El Gobierno anunció que, a partir de marzo, todas las empresas a cargo de la distribución de gas domiciliario pasarán a manos de YPFB porque así lo dispone el decreto de nacionalización. Esas compañías tienen concesiones que vencen este mes y se ha anticipado que no serán renovadas.

Se trata de un alcance de la nacionalización que no afecta a empresas privadas ni a extranjeras, como fue el caso de las anteriores transferencias provocadas por el decreto mencionado.
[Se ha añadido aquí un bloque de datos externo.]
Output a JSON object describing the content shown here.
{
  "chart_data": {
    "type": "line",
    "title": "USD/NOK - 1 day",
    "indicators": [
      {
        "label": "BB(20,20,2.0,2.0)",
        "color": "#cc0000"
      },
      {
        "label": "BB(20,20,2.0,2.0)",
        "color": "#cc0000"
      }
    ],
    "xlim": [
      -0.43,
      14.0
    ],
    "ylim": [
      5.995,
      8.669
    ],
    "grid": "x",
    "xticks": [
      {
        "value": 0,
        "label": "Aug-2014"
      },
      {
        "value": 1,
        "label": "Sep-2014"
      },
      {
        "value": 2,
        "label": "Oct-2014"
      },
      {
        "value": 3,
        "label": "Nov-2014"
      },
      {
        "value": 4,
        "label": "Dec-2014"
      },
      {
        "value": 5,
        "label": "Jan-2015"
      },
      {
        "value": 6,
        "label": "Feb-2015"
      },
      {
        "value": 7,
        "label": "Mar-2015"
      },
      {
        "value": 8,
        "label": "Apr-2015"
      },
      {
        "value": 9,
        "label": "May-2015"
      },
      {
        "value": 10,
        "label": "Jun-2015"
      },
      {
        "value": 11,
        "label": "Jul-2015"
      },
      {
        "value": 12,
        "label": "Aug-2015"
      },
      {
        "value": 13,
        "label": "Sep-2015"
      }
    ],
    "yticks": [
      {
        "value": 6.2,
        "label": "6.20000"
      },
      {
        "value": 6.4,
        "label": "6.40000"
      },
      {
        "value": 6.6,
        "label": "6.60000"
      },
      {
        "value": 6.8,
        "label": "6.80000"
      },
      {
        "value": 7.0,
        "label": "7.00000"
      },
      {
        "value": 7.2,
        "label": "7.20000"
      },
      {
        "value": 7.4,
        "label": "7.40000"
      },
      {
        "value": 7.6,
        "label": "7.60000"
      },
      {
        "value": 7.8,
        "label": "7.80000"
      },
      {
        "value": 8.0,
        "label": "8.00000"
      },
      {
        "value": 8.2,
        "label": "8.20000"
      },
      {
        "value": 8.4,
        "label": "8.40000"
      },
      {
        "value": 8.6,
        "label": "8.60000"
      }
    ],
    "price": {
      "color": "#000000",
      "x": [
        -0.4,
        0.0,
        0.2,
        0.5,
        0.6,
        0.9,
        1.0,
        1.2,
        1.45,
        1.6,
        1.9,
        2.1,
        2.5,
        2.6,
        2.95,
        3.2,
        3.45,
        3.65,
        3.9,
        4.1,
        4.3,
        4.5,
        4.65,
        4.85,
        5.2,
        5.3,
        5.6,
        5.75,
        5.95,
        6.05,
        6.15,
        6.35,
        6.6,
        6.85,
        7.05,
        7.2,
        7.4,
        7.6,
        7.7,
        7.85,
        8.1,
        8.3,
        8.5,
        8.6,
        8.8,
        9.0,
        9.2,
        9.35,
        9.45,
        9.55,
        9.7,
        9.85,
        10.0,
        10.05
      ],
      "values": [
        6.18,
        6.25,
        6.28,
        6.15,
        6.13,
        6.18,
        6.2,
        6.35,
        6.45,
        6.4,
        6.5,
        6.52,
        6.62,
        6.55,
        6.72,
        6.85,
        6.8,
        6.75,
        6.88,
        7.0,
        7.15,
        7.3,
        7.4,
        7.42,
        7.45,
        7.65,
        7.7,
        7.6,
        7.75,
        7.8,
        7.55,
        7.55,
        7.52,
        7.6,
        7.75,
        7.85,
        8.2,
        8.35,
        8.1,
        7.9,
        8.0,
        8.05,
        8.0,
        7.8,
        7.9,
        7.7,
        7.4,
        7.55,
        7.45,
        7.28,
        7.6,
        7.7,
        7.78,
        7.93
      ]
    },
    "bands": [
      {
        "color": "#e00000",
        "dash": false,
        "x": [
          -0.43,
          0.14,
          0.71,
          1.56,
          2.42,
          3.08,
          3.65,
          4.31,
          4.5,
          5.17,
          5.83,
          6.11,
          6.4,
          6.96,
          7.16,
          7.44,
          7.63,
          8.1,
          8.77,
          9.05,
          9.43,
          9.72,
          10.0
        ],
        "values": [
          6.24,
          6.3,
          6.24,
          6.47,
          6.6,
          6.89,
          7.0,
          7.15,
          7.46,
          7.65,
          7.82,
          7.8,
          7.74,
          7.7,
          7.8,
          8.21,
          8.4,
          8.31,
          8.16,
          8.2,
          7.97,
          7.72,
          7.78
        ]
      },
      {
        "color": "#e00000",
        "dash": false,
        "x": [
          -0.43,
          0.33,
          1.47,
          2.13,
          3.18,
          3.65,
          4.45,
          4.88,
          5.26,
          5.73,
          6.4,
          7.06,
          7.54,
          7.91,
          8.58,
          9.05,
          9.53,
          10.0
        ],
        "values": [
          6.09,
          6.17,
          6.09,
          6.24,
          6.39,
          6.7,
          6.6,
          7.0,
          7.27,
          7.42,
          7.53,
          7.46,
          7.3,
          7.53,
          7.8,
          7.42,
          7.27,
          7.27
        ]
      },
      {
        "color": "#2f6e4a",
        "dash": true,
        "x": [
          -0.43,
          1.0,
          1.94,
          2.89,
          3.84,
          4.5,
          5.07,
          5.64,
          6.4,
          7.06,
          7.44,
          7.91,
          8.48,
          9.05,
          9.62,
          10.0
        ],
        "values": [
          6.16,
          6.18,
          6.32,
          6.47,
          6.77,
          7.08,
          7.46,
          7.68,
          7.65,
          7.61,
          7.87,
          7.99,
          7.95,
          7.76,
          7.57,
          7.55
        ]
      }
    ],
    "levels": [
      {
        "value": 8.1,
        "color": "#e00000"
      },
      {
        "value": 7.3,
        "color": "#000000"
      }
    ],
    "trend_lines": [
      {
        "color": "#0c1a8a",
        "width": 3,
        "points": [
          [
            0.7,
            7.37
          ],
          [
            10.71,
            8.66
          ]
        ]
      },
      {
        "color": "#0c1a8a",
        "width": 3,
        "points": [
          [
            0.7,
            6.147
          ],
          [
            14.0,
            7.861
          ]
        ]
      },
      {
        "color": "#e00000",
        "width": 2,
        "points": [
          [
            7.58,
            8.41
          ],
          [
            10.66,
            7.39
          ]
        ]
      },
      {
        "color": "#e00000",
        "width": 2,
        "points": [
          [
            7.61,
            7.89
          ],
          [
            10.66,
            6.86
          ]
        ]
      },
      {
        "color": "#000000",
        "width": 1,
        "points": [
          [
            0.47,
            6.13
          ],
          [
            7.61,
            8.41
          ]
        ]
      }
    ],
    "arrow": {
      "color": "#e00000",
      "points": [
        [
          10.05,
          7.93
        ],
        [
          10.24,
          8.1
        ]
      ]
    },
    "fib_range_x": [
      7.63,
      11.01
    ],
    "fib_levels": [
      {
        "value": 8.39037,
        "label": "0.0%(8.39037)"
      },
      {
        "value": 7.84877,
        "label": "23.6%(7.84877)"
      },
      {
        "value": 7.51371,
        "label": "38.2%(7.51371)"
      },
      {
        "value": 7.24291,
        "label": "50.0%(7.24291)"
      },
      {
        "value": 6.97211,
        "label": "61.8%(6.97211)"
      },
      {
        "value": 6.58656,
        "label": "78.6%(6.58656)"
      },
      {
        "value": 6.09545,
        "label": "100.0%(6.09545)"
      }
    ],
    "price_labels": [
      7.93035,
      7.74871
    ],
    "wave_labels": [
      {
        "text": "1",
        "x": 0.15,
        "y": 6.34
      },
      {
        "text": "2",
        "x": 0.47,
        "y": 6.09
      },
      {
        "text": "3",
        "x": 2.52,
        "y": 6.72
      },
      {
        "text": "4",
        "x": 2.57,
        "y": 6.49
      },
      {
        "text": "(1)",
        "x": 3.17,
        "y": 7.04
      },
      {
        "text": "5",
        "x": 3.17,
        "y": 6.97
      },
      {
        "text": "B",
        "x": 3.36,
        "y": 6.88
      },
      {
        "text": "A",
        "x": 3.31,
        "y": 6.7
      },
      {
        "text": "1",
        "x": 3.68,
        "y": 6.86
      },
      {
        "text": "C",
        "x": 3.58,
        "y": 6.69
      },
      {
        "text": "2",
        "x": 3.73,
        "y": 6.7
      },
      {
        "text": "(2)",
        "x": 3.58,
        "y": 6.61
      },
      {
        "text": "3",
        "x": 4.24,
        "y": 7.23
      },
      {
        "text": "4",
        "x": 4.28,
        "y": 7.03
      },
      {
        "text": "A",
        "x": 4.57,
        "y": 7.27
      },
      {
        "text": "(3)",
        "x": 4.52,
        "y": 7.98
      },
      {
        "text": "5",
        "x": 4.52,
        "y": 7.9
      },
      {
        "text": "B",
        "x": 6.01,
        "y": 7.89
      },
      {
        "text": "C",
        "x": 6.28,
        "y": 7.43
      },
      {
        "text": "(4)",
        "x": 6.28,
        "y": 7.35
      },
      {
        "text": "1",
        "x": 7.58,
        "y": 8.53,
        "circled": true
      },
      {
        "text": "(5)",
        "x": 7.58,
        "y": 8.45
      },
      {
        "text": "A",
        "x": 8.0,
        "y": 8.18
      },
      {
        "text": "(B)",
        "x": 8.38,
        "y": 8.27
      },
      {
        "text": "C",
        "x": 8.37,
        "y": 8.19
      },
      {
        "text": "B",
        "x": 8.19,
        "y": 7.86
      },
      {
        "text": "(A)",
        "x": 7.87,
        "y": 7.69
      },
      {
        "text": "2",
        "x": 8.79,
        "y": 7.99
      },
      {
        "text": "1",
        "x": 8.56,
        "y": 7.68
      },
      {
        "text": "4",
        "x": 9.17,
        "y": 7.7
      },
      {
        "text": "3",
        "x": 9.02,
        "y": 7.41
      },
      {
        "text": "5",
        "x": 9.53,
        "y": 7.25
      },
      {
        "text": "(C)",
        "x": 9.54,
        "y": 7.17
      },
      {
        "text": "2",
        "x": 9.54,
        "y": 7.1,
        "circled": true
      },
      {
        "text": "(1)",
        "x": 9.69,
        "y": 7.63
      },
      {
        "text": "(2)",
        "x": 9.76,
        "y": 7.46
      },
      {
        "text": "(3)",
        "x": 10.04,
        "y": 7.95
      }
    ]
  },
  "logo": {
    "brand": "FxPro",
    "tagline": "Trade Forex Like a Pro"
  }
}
Las firmas que se ocupan de mantener las redes de distribución domiciliaria de gas surgieron como resultado de esfuerzos de prefecturas, alcaldías y entes regionales, y sus representantes se afirman en esa justificación para sostener que la decisión del Gobierno, de transferir sus actuales responsabilidades a la petrolera estatal, podría ser considerada como un afán inspirado en el centralismo.

Siendo departamentales —no importa cuál fuera su composición accionaria—, cumplen su rol en coordinación con las prefecturas y las alcaldías, porque forman parte de ellas.

Según estas empresas, hace tres años que YPFB no les autoriza a cubrir nuevas áreas urbanas con el servicio, a pesar de que han instalado las tuberías necesarias. Eso significa que la petrolera habría frenado la entrega de gas natural a miles de domicilios, probablemente, porque estaría esperando a que la gente sepa que esa tarea pasó a cargo del Gobierno.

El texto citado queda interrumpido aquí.